A two-day conference of educators, students and community leaders is calling for a constitutional amendment that guarantees a quality public school education for every child in the United States.

More than 100 community leaders and educators from across the country met to discuss the historical, legal, moral and economic aspects of a proposed constitutional amendment to guarantee every child a quality education. Among the presenters were actor Danny Glover of the Algebra Project, Amy Wilkins of the Education Trust, Edwina Branch-Smith and Richard Gray of NYU, Goodwin Liu of UC Berkeley, Jeannie Oakes of UCLA, Edmund Gordon, Teachers College-Columbia University, Kitty Kelly Epstein of the Vanguard Public Foundation and historian Vincent Harding of Iliff School of Theology's Veterans of Hope Project.

Participants agreed to begin pushing for a constitutional amendment guaranteeing quality public school education as a civil right. "The reason the country has never been able to have such a discussion is because it has never been able to look at all the children in the country, as children of the country," Moses told the gathering. "Are we mature enough to have this conversation now?"

The scale of the education problem is enormous, conferees agreed. According to the Urban Institute, 50% African Americans 9th graders, 49% of Native Americans, and 47% of Latinos, not finishing high school. In some poor urban and rural areas, high school dropout rates approach 80%. Black children are three times as likely to be labeled mentally retarded as whites, twice as likely to be labeled emotionally disturbed, and more often isolated in separate classrooms. Poor students of color have less access to credentialed and experienced teachers, high quality curriculum, materials, and tools, after-school and summer programs, and advanced level courses.

Participants responded to a call for action that would guarantee every child in America a quality public school education. Addressing these issues requires more than "school reform" around the edges, they agreed. Quality public school education for all means, "raising the floor for all students, not just getting students to meet the minimal requirements of state standards," said civil rights veteran David Dennis. "This will require a fundamental change in our public education system in addition to the issues of equity and adequacy of resources."

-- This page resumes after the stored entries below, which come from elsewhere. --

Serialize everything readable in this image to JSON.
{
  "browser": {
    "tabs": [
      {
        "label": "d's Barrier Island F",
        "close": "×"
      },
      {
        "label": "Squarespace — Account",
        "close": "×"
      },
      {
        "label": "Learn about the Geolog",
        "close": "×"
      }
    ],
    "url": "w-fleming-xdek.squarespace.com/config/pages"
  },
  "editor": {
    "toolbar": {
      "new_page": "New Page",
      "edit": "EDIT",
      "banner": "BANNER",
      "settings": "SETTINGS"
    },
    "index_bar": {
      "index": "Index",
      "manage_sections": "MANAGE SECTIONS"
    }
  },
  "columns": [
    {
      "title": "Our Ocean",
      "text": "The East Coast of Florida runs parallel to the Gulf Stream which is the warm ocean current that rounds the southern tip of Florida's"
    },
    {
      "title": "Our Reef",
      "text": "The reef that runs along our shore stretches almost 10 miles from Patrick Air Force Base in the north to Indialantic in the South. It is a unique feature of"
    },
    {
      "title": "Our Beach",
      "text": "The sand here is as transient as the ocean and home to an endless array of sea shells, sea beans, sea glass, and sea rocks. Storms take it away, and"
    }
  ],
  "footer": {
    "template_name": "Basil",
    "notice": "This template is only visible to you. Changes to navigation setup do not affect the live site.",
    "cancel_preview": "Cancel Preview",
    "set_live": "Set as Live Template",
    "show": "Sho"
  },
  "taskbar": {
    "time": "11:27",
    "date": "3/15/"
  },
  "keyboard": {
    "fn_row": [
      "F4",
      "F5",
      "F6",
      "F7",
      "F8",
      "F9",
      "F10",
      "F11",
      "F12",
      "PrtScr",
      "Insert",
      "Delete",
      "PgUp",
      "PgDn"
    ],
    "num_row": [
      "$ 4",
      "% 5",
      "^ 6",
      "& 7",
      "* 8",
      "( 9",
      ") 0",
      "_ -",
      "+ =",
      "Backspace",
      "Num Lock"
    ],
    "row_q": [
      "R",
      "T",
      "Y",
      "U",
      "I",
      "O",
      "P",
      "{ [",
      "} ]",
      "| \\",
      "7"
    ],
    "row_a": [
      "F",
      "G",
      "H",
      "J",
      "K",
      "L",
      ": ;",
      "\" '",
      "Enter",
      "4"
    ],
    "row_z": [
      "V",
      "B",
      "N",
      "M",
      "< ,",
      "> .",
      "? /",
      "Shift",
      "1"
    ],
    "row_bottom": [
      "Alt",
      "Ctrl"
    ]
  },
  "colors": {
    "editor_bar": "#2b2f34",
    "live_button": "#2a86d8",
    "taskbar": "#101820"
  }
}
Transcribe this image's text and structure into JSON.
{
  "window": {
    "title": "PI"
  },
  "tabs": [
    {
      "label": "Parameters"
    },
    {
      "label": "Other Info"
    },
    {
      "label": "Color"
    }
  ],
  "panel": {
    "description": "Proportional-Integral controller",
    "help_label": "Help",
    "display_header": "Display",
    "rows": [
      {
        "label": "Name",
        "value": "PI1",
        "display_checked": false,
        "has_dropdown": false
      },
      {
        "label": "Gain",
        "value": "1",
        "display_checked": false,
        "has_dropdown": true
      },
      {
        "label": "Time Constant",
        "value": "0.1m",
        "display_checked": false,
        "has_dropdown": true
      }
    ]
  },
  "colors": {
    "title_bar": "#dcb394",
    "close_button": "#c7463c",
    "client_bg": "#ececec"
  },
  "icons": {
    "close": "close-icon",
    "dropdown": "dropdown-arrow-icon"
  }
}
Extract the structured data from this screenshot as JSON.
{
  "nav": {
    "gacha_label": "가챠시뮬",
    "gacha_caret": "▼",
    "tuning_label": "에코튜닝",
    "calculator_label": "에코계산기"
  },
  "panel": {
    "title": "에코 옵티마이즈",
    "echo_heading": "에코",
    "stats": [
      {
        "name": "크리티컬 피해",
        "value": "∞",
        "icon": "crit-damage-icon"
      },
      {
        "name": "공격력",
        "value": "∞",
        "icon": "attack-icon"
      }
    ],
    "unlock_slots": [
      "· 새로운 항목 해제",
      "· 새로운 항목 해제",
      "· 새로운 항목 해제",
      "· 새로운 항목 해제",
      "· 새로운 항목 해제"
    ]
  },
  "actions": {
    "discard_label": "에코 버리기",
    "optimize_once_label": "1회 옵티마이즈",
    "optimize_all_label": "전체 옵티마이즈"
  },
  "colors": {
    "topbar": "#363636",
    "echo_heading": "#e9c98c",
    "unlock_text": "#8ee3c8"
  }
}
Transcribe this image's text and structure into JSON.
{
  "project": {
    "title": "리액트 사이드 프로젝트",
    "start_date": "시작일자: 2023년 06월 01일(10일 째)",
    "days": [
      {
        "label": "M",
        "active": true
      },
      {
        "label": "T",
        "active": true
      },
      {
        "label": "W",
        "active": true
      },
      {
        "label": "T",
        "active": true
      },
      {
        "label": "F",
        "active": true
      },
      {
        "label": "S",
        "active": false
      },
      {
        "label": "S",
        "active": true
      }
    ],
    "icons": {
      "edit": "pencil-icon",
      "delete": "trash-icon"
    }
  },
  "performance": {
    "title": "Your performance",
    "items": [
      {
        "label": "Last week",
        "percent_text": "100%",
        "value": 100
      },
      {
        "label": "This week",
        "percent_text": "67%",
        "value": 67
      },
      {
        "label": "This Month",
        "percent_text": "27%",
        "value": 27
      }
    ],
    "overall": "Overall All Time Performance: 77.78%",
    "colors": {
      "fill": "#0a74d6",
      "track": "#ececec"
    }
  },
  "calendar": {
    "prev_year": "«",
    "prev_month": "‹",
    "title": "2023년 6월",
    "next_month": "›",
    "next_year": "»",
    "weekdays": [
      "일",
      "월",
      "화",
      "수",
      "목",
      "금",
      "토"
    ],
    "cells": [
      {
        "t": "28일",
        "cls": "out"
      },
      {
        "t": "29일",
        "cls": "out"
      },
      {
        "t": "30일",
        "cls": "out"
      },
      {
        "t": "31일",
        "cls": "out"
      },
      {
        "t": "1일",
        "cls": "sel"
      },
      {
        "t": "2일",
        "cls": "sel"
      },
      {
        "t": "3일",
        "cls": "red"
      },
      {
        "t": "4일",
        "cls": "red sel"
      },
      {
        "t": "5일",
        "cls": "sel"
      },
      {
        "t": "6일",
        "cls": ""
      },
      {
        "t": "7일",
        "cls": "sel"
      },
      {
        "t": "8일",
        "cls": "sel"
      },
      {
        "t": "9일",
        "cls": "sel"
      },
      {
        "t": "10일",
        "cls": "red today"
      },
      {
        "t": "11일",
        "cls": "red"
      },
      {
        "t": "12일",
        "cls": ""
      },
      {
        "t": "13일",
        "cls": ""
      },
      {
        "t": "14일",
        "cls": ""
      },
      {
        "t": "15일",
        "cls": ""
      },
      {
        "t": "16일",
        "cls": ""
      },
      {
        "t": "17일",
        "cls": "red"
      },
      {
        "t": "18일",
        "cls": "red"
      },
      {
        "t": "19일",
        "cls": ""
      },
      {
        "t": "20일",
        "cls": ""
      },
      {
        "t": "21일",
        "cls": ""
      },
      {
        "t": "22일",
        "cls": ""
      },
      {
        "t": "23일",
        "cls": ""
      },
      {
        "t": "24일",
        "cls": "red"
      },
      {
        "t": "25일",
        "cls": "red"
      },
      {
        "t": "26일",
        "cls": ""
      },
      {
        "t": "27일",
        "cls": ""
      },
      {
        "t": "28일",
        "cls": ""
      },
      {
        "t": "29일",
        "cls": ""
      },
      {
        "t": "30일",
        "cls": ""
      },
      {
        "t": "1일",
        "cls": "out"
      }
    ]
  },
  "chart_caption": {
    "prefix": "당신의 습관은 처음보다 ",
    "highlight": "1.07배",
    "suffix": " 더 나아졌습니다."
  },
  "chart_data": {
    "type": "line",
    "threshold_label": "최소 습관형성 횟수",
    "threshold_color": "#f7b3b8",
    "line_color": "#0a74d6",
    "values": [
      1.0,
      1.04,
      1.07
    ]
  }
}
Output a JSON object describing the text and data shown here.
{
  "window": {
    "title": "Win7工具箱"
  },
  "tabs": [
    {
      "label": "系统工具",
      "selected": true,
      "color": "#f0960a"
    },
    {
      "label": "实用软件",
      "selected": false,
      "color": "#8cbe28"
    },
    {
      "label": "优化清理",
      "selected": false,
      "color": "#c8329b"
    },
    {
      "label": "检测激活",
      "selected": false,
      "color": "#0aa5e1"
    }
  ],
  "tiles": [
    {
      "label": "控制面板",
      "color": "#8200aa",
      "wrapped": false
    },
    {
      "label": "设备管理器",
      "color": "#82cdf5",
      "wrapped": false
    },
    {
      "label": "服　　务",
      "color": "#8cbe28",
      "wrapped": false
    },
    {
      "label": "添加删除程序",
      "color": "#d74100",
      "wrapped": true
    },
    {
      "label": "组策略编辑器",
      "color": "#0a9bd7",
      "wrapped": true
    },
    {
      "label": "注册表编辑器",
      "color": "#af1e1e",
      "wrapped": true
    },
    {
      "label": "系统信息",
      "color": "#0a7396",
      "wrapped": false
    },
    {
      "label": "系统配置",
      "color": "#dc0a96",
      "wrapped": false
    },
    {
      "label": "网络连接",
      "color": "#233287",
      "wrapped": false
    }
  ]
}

The voices of civil rights era veterans united with those of high school students around a vision of a new movement of student activists determined to have access to a quality public school education. Young Peoples' Project math literacy worker Albert Sykes asked the mostly adult audience, "Why did the State of Mississippi give a new business millions of dollars in tax breaks to move to our county, but they can't give our teachers a raise for years?" Baltimore Algebra Project student Charnell Covert shared her group's plans for a student strike to protest the failure of the State of Maryland to pay court ordered funds to local schools. The students' stories added a sense of urgency to the discussion.

Groups worked to explore the legal, legislative, research, policy, youth and community engagement dimensions of working towards universal quality education. An interim coordinating committee is moving forward to broaden the national discussion through a series of grassroots conversations in communities around the nation. These conversations are intended to increase understanding of the current crisis in public education and to begin to link with and support an expanding network of local initiatives addressing this crisis. 

 


The meeting was jointly hosted by Vinetta Jones, Dean of the School of Education at Howard University, along with her colleagues James A. Donaldson, Dean of the School of Arts and Sciences, and Kurt L. Schmoke, Dean of the School of Law. H. Patrick Swygert, President of Howard University, welcomed participants.